SOFREP: What particular difficulties did you experience while operating rotary-wing aircraft in an environment like Afghanistan?
JB: The most significant challenge for aviation in Afghanistan is the terrain and weather. Coupled with an indigenous enemy that understands how to use the terrain to their advantage, the terrain is a game changer.
What are some particularly hairy missions recalled in “Pale Horse”?
Since 9/11, 17 Medals of Honor have been earned. Eleven of them were earned in the area where I commanded Pale Horse. I was present for five of them. Certainly, operating routinely in the Pech River Valley and its ancillary valleys was always a challenge. We took over the area on January 6, 2009, and on January 17th our first aircraft was shot down. It was a Chinook conducting a resupply mission in the Korengal Valley. It crash-landed very close to where the combat search and rescue (CSAR) Chinook was shot down trying to rescue Marcus Luttrell and the team made famous in “Lone Survivor.” I guess you could say we were baptized by fire early on, but the real challenge came in the north.
Colonel Randy George and his Mountain Warriors decided to close all the outposts in the Kamdesh River Valley—a very wise move. However, a multitude of things occurred that prevented us from doing it on the predetermined timeline. Private Bowe Bergdahl walked out of his outpost and was captured. We were sent to Barg-e Matal to reestablish control of that village. In the meantime, the enemy attacked Combat Outpost Keating. That was a very challenging fight in literally a slot in the earth. Following that, we immediately began closing the other outposts, but again we had a Chinook shot down doing so. The fights in the Kamdesh were gut-wrenching!
What motivated you to write “Pale Horse”?
I wanted the American people to truly meet their soldiers. I wanted them to understand what we do while they continue living a blessed life in America. It was important that we tell our story, versus a journalist that conducted interviews. We know what those emotions felt like. We understand what it’s like to see the lights go out in a village as we approach, the wind in our face, the sound of a dog barking, the taste and smell of fear on a soldier’s breath. That’s the way it had to be told and only we could tell it in that way.
What airframes were included in the task force you commanded and how were they typically employed?
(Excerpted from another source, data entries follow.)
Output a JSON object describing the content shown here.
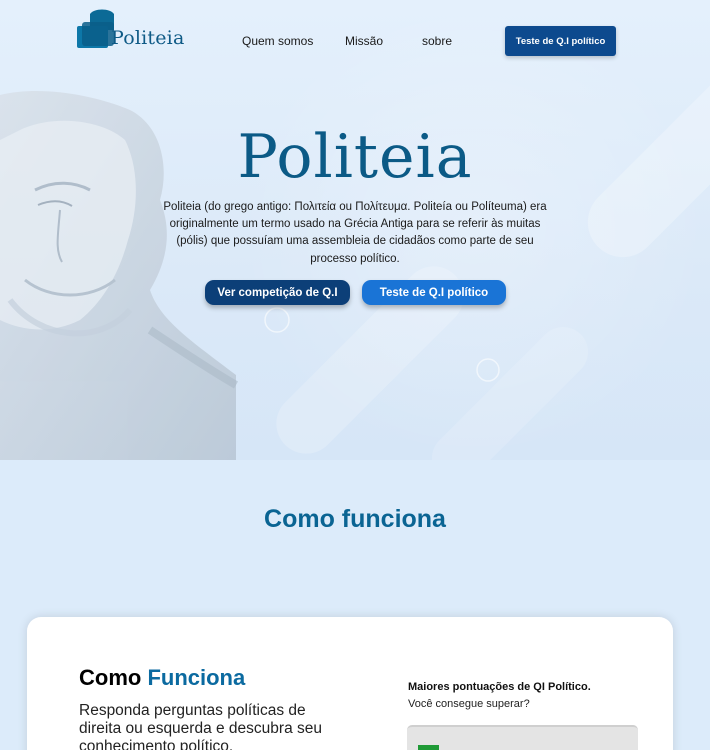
{
  "nav": {
    "brand": "Politeia",
    "links": [
      "Quem somos",
      "Missão",
      "sobre"
    ],
    "cta": "Teste de Q.I político"
  },
  "hero": {
    "title": "Politeia",
    "description": "Politeia (do grego antigo: Πολιτεία ou Πολίτευμα. Politeía ou Políteuma) era originalmente um termo usado na Grécia Antiga para se referir às muitas  (pólis) que possuíam uma assembleia de cidadãos como parte de seu processo político.",
    "buttons": {
      "primary": "Ver competição de Q.I",
      "secondary": "Teste de Q.I político"
    }
  },
  "how": {
    "section_title": "Como funciona",
    "card": {
      "title_part1": "Como ",
      "title_part2": "Funciona",
      "description": "Responda perguntas políticas de direita ou esquerda e descubra seu conhecimento político.",
      "ranking_title": "Maiores pontuações de QI Político.",
      "ranking_subtitle": "Você consegue superar?"
    }
  },
  "colors": {
    "brand": "#0b5a86",
    "nav_cta": "#0d4a8e",
    "btn_dark": "#0c3f78",
    "btn_light": "#1a74d6"
  }
}
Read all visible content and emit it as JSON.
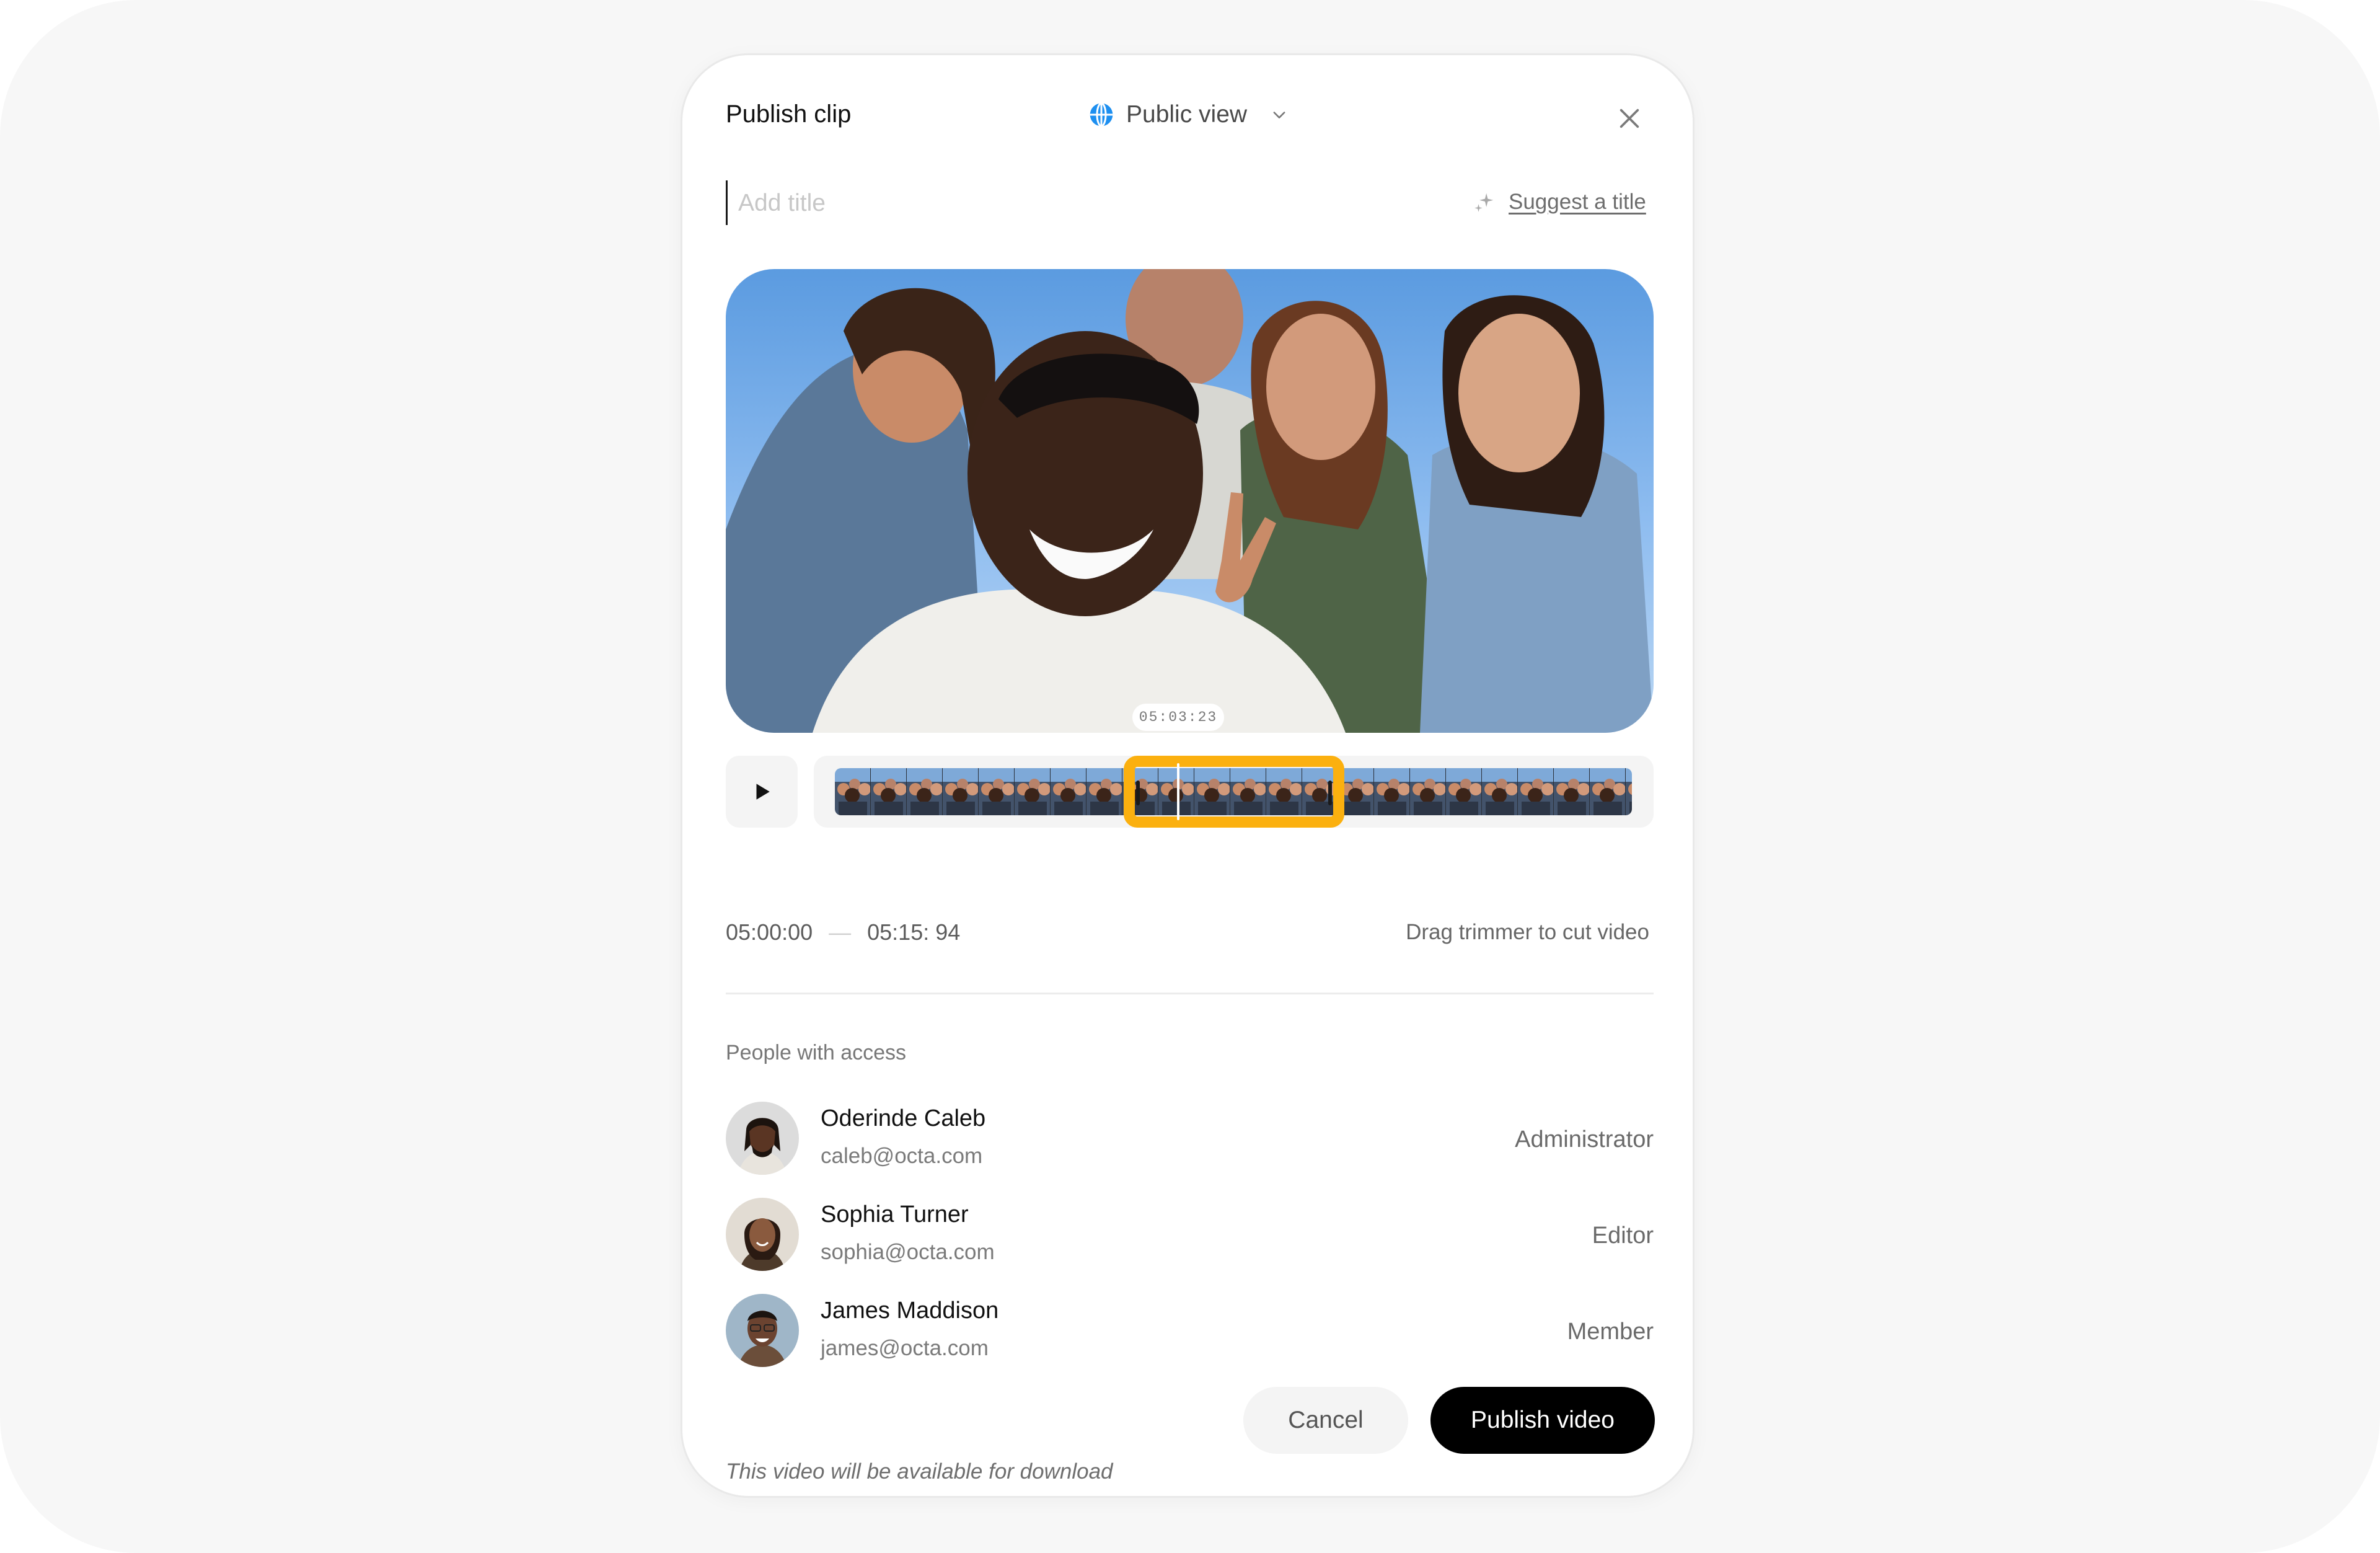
{
  "header": {
    "title": "Publish clip",
    "visibility_label": "Public view"
  },
  "title_field": {
    "value": "",
    "placeholder": "Add title"
  },
  "suggest": {
    "label": "Suggest a title"
  },
  "video": {
    "current_time": "05:03:23"
  },
  "trim": {
    "start": "05:00:00",
    "separator": "—",
    "end": "05:15: 94",
    "hint": "Drag trimmer to cut video"
  },
  "access": {
    "label": "People with access",
    "people": [
      {
        "name": "Oderinde Caleb",
        "email": "caleb@octa.com",
        "role": "Administrator"
      },
      {
        "name": "Sophia Turner",
        "email": "sophia@octa.com",
        "role": "Editor"
      },
      {
        "name": "James Maddison",
        "email": "james@octa.com",
        "role": "Member"
      }
    ]
  },
  "footer": {
    "note": "This video will be available for download",
    "cancel_label": "Cancel",
    "publish_label": "Publish video"
  },
  "colors": {
    "accent_trim": "#fbb00f",
    "globe": "#1d8ff0",
    "primary_button": "#000000"
  },
  "icons": {
    "visibility": "globe-icon",
    "dropdown": "chevron-down-icon",
    "close": "close-icon",
    "suggest": "sparkle-icon",
    "play": "play-icon"
  }
}
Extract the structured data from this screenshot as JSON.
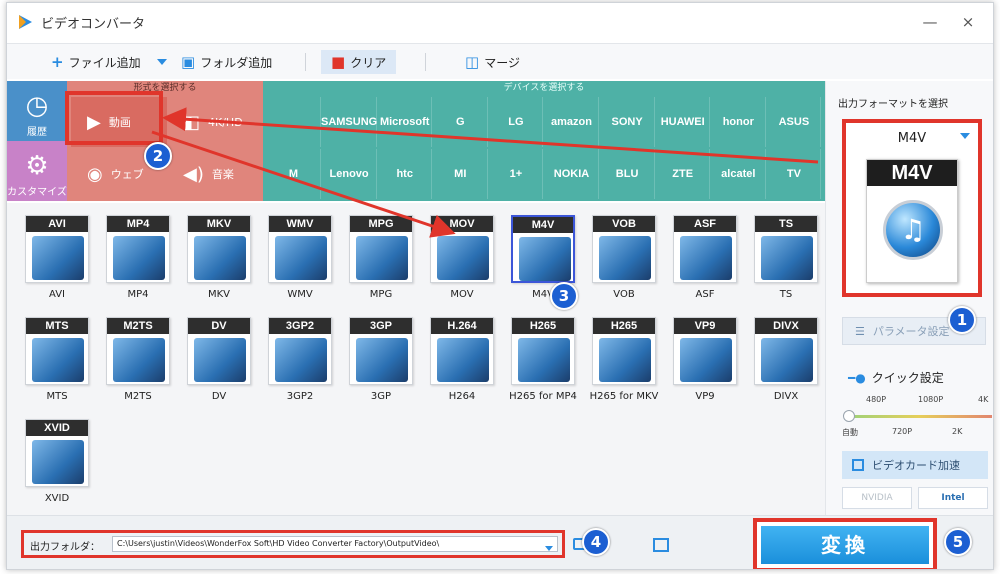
{
  "window": {
    "title": "ビデオコンバータ",
    "minimize_glyph": "—",
    "close_glyph": "×"
  },
  "toolbar": {
    "add_file": "ファイル追加",
    "add_folder": "フォルダ追加",
    "clear": "クリア",
    "merge": "マージ"
  },
  "categories": {
    "format_header": "形式を選択する",
    "device_header": "デバイスを選択する",
    "history": "履歴",
    "customize": "カスタマイズ",
    "video": "動画",
    "fourk": "4K/HD",
    "web": "ウェブ",
    "audio": "音楽",
    "brands_row1": [
      "",
      "SAMSUNG",
      "Microsoft",
      "G",
      "LG",
      "amazon",
      "SONY",
      "HUAWEI",
      "honor",
      "ASUS"
    ],
    "brands_row2": [
      "M",
      "Lenovo",
      "htc",
      "MI",
      "1+",
      "NOKIA",
      "BLU",
      "ZTE",
      "alcatel",
      "TV"
    ]
  },
  "formats_row1": [
    "AVI",
    "MP4",
    "MKV",
    "WMV",
    "MPG",
    "MOV",
    "M4V",
    "VOB",
    "ASF",
    "TS"
  ],
  "formats_row2": [
    {
      "tag": "MTS",
      "label": "MTS"
    },
    {
      "tag": "M2TS",
      "label": "M2TS"
    },
    {
      "tag": "DV",
      "label": "DV"
    },
    {
      "tag": "3GP2",
      "label": "3GP2"
    },
    {
      "tag": "3GP",
      "label": "3GP"
    },
    {
      "tag": "H.264",
      "label": "H264"
    },
    {
      "tag": "H265",
      "label": "H265 for MP4"
    },
    {
      "tag": "H265",
      "label": "H265 for MKV"
    },
    {
      "tag": "VP9",
      "label": "VP9"
    },
    {
      "tag": "DIVX",
      "label": "DIVX"
    }
  ],
  "formats_row3": [
    {
      "tag": "XVID",
      "label": "XVID"
    }
  ],
  "right_panel": {
    "title": "出力フォーマットを選択",
    "selected_format": "M4V",
    "icon_tag": "M4V",
    "param_button": "パラメータ設定",
    "quick_setting": "クイック設定",
    "quality_top": [
      "480P",
      "1080P",
      "4K"
    ],
    "quality_bottom": [
      "自動",
      "720P",
      "2K"
    ],
    "gpu_button": "ビデオカード加速",
    "vendor1": "NVIDIA",
    "vendor2": "Intel"
  },
  "bottom": {
    "folder_label": "出力フォルダ：",
    "folder_path": "C:\\Users\\justin\\Videos\\WonderFox Soft\\HD Video Converter Factory\\OutputVideo\\",
    "convert": "変換"
  },
  "badges": [
    "1",
    "2",
    "3",
    "4",
    "5"
  ],
  "colors": {
    "annotation_red": "#e0352b",
    "badge_blue": "#1c5fd2",
    "format_area": "#e0857c",
    "device_area": "#4eb1a6",
    "convert_blue": "#1a8fdb"
  }
}
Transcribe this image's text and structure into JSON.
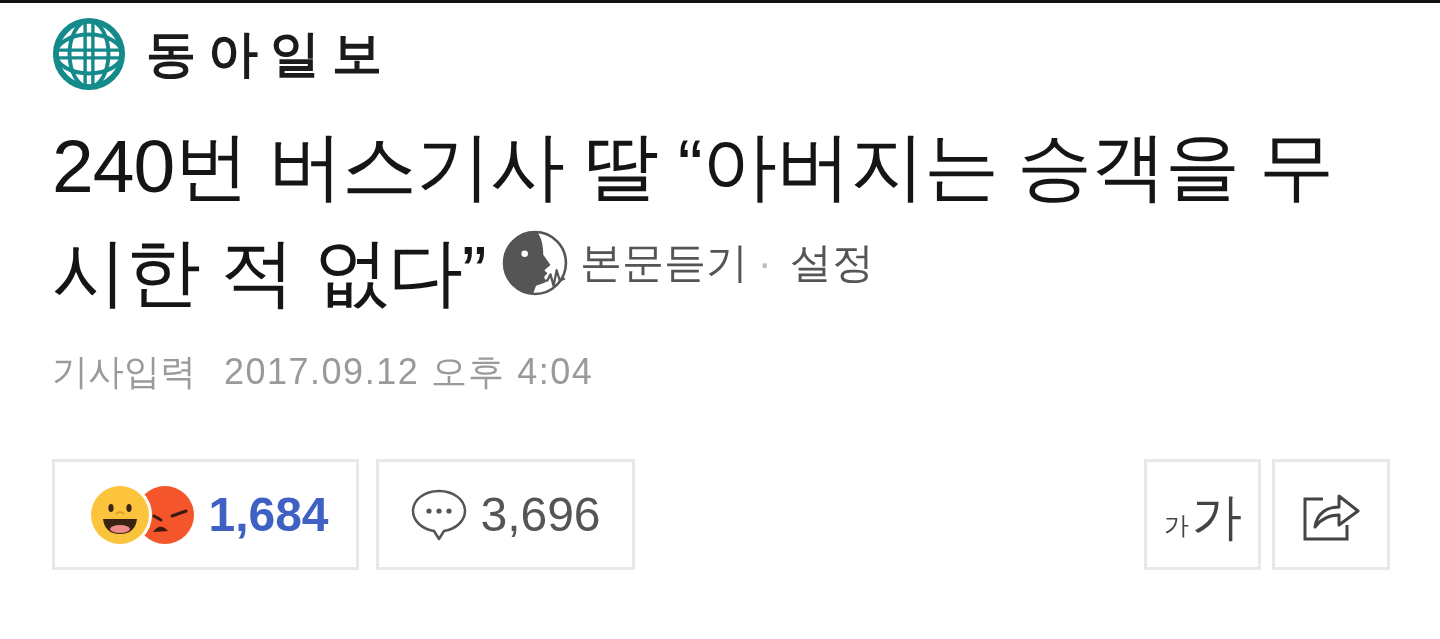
{
  "masthead": {
    "logo_text": "동아일보"
  },
  "headline": {
    "lines": [
      "240번 버스기사 딸 “아버지는 승객을 무",
      "시한 적 없다”"
    ],
    "listen_label": "본문듣기",
    "separator": "·",
    "settings_label": "설정"
  },
  "byline": {
    "label": "기사입력",
    "published": "2017.09.12 오후 4:04"
  },
  "actions": {
    "reactions": {
      "emojis": [
        {
          "kind": "happy"
        },
        {
          "kind": "angry"
        }
      ],
      "count": "1,684"
    },
    "comments": {
      "count": "3,696"
    },
    "text_size": {
      "small": "가",
      "large": "가"
    }
  }
}
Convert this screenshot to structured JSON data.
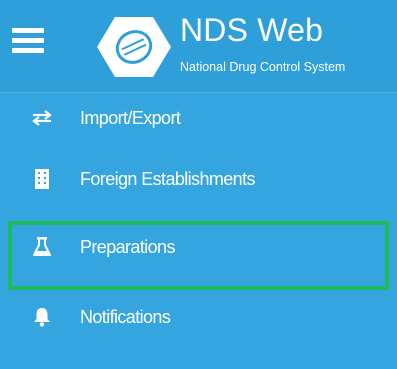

Pale Horse consisted of AH-64 Apaches, OH-58D Kiowas, UH-60M Black Hawks, CH-47F Chinooks, UH-60L Medevac, a platoon of UAVs, and a specially trained infantry pathfinder platoon. The Apaches and Kiowas escorted every mission our ground brothers executed on the ground. They also provided support and security for deliberate operations. The Black Hawks moved the assault forces on deliberate raids, but also kept the outposts resupplied. At that time, many of our outposts were only accessible by air. You simply could not drive a vehicle to them.
What do you think Americans should know about your mission and your men and women in Afghanistan?
“Pale Horse” tells them everything I want them to know. This is from the book: “They came from wealthy and poor families alike. Their mothers and fathers were doctors, lawyers, mechanics, and mill workers. They had PhDs and GEDs. They were black, white, Hispanic, Native American, Asian, Samoan, and Latino. They were all extraordinary.”